Semantic segmentation Assertion `t >= 0 && t < n_classes` failed on DistributedDataParallel

Dear all,

I am running into a problem when training a segmentation net on Pascal VOC using multiple GPUs (DistributedDataParallel). Pytorch seems to expect targets to have label values only between 0 and n_classes–1 (inclusive). However, this does not consider the presence of the ignore label (whose value is often 255).

More specifically, I get the error:
aten/src/THCUNN/SpatialClassNLLCriterion.cu:106: Assertion t >= 0 && t < n_classes failed.

In my case, n_classes = 21 (Pascal VOC 2012) and my targets have label values in [0, 20] + [255] (for the ignore label). I ignore the 255 label in the CrossEntropy cost function.
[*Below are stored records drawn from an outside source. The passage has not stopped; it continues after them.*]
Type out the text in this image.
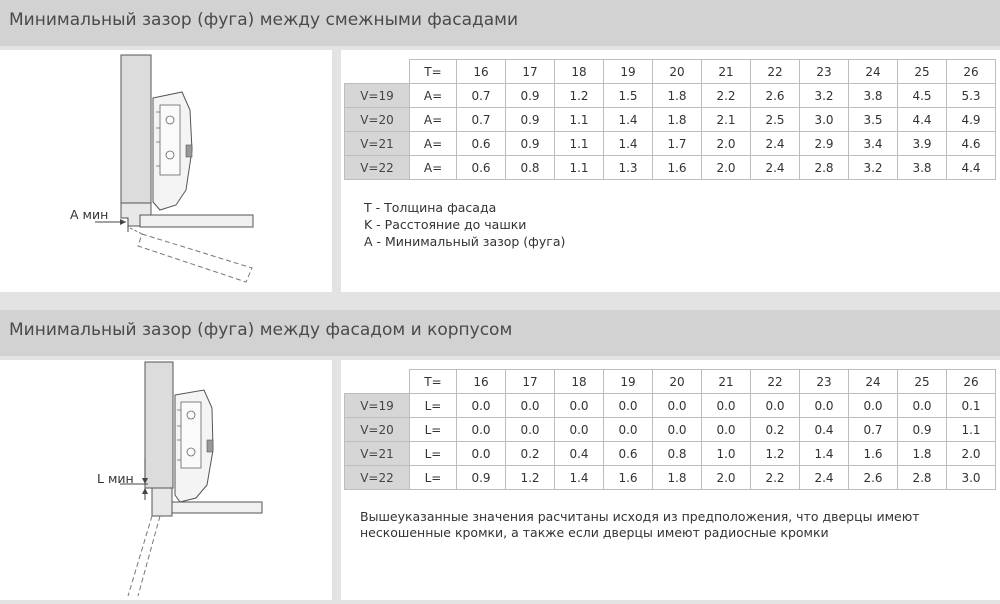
Минимальный зазор (фуга) между смежными фасадами
А мин
	T=	16	17	18	19	20	21	22	23	24	25	26
V=19	A=	0.7	0.9	1.2	1.5	1.8	2.2	2.6	3.2	3.8	4.5	5.3
V=20	A=	0.7	0.9	1.1	1.4	1.8	2.1	2.5	3.0	3.5	4.4	4.9
V=21	A=	0.6	0.9	1.1	1.4	1.7	2.0	2.4	2.9	3.4	3.9	4.6
V=22	A=	0.6	0.8	1.1	1.3	1.6	2.0	2.4	2.8	3.2	3.8	4.4
T - Толщина фасада
K - Расстояние до чашки
A - Минимальный зазор (фуга)
Минимальный зазор (фуга) между фасадом и корпусом
L мин
	T=	16	17	18	19	20	21	22	23	24	25	26
V=19	L=	0.0	0.0	0.0	0.0	0.0	0.0	0.0	0.0	0.0	0.0	0.1
V=20	L=	0.0	0.0	0.0	0.0	0.0	0.0	0.2	0.4	0.7	0.9	1.1
V=21	L=	0.0	0.2	0.4	0.6	0.8	1.0	1.2	1.4	1.6	1.8	2.0
V=22	L=	0.9	1.2	1.4	1.6	1.8	2.0	2.2	2.4	2.6	2.8	3.0
Вышеуказанные значения расчитаны исходя из предположения, что дверцы имеют
нескошенные кромки, а также если дверцы имеют радиосные кромки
How do I get targets with ignore labels to pass the assertion test?

Interestingly, I don’t get this assertion failure when DistributedDataParallel is not used.

I cannot reproduce the issue using a single device as well as DDP.
If I pass ignore_index=255 to the criterion, the code runs fine.

Could you post an executable code snippet to reproduce this issue, please?

Thanks @ptrblck . My MWE would be a bit convoluted as I am using DDP through pytorch lightning (I don’t think that is the source of this error, however). Could you please post the code snippet that works for you? I can modify that to illustrate the assertion failure.

I used the ImageNet example and set one target value to 1001 using a single GPU and DDP.
In both cases it crashed with the expected error message. After using ignore_index=1001 both runs passed.

Thanks! I went back and checked the code very carefully. I had forgotten to ignore the same in the validation dataset and that is what failed the assertion…